Ketika ia berhadapan pedang dengan orang-orang
musyrik, Barra’ bukanlah orang yang hanya mencari kemenangan, sekalipun
kemenangan termasuk tujuan . . . ,tetapi tujuan akhirnya ialah mencari syahid
Seluruh cita-citanya mati syahid, menemui ajalnya di salah suatu
gelanggang pertempuran dalam mempertahankan haq dan melenyapkan bathil
Dia tak pernah ketinggalan dalam setiap peperangan
baik bersama Rasul ataupun tidak …. Pada suatu hari teman-temannya datang
mengunjunginya, ia sedang sakit, dibacanya air muka mereka lalu katanya:
“Mungkin kalian takut aku mati di atas tempat tidurku. Tidak, demi Allah, Tuhan
tidak akan menghalangiku mati syahid . . . !”
Allah benar-benar telah meluluskan harapannya, ia
tidak mati di atas tempat tidurnya, tetapi ia gugur menemui syahid dalam salah
satu pertempuran yang terdahsyat … !
Kepahlawanan Barra’ di medan perang Yamamah wajar dan
cocok dengan watak serta tabiatnya. Wajar untuk seorang pahlawan yang
sampai-sampai Umar mewasiatkan agar ia jangan jadi komandan pasukan, disebabkan
keberaniannya yang luar biasa, keperwiraan dan ketetapan hatinya menghadang
maut …. Semua sifatnya itu akan menyebabkan kepemimpinannya dalam pasukan
membahayakan anak buahnya dan dapat membawa kebinasaan . . . !
Barra’ berdiri di medan perang Yamamah, ketika
balatentara Iislam yang berada di bawah komando Khalid, bersiap-siap untuk
menyerbu. la berdiri dan merasakan detik-detik itu, yakni saat sebelum
panglimanya memerintahkan maju, amat lama sekali, sertahun-tahun layaknya . . .

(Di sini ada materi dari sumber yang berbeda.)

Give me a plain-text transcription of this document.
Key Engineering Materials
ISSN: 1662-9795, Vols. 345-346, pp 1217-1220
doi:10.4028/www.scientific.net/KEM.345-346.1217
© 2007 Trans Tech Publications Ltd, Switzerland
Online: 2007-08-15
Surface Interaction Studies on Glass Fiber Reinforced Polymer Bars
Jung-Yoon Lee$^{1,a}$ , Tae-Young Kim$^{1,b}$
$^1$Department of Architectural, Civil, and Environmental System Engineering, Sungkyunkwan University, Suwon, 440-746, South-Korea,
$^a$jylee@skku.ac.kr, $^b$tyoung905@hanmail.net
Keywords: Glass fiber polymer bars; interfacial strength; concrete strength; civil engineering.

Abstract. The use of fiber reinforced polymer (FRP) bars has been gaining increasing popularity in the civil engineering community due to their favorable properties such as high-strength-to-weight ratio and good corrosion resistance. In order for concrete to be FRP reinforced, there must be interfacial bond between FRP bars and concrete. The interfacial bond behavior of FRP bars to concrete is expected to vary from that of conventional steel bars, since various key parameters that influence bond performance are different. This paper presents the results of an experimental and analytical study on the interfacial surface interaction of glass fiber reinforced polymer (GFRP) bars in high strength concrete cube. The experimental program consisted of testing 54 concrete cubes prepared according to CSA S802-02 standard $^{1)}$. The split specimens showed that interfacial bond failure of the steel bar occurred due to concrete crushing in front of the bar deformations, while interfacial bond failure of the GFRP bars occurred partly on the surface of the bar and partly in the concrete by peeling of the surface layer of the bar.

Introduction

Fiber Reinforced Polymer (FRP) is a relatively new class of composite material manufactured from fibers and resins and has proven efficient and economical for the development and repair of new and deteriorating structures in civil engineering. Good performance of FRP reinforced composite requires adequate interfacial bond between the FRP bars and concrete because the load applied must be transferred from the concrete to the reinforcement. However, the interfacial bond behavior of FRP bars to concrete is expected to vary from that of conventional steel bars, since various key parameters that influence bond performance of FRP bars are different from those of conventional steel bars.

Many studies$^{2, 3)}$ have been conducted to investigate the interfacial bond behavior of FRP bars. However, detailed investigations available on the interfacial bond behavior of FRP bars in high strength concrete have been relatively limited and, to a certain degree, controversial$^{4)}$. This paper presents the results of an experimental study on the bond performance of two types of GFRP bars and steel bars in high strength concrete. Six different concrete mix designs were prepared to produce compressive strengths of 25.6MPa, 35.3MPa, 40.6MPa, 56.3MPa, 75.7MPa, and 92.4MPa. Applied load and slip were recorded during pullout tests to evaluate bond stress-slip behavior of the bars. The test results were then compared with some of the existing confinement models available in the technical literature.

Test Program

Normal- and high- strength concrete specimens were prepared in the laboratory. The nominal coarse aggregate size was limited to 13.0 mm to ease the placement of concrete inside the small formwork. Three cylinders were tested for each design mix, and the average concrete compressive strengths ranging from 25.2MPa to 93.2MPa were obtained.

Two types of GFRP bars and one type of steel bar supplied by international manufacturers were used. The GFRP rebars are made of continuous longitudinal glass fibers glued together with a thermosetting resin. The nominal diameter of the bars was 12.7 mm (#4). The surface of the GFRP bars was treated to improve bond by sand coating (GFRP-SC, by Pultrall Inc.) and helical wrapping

. Kedua matanya yang tajam bergerak-gerak dengan cepatnya menyelusuri seluruh
medan tempur, seolah-olah sedang mencari-cari tempat bersemayam yang sebaik-baiknya
untuk seorang pahlawan . . . . Memang tak ada yang menyibukkannya di antara
segala urusan dunia, kecuali tujuan yang satu ini!
Dimulai dengan berjatuhannya korban di pihak kaum musyrikin
penyeru kedhaliman dan kebathilan akibat ketajaman dan tebasan pedangnya
al-Barra’ yang ampuh . . . . Kemudian di akhir pertempuran, suatu pukulan
pedang mengenai tubuhnya dari tangan seorang musyrik, menyebabkan tubuh kasarnya
jatuh ke tanah, sementara tubuh halusnya menempuh jalannya membubung ke tingkat
yang tertinggi ke mahligai para syuhada tempat kembalinya orang-orang yang
beroleh berkah….Itulah khayalannya ketika ia menunggu komando
Khalid mengumandangkan takbir “Allahu Akbar”, maka
majulah seluruh barisan yang bersatu-padu menuju sasarannya, dan maju pula
peng’asyik maut Barra’ bin Malik ….
Ia terus mengejar anak buah dan pengikut si pembohong
Musailamah dengan pedangnya, hingga mereka berjatuhan laksana daun kering di
musim rontok . . . . Tentara Musailamah bukanlah tentara yang lemah dan sedikit
jumlahnya … bahkan ia adalah tentara murtad yang paling berbahaya ….
Baik bilangan maupun perlawanan serta perjuangan mati-matian
prajuritnya, merupakan bahaya di atas semua bahaya
Mereka menjawab serangan Kaum Muslimin dengan perlawanan
yang mencapai puncak kekerasannya sehingga hampir-hampir mereka mengambil alih
kendali pertempuran dan merubah perlawanan mereka menjadi serangan balasan
Waktu itulah kegelisahan terasa merembes ke dalam
barisan Kaum Muslimin. Melihat situasi ini, para komandan dan pimpinan pasukan
sambil terus bertempur berdiri di atas pelana, berseru dengan kalimat-kalimat
yang membangkitkan semangat dan. meneguhkan hati.
Barra’ bin Malik mempunyai suara indah dan keras …. Ia
dipanggil oleh panglima Khalid, dimintanya untuk buka suara .. .. Maka Barra’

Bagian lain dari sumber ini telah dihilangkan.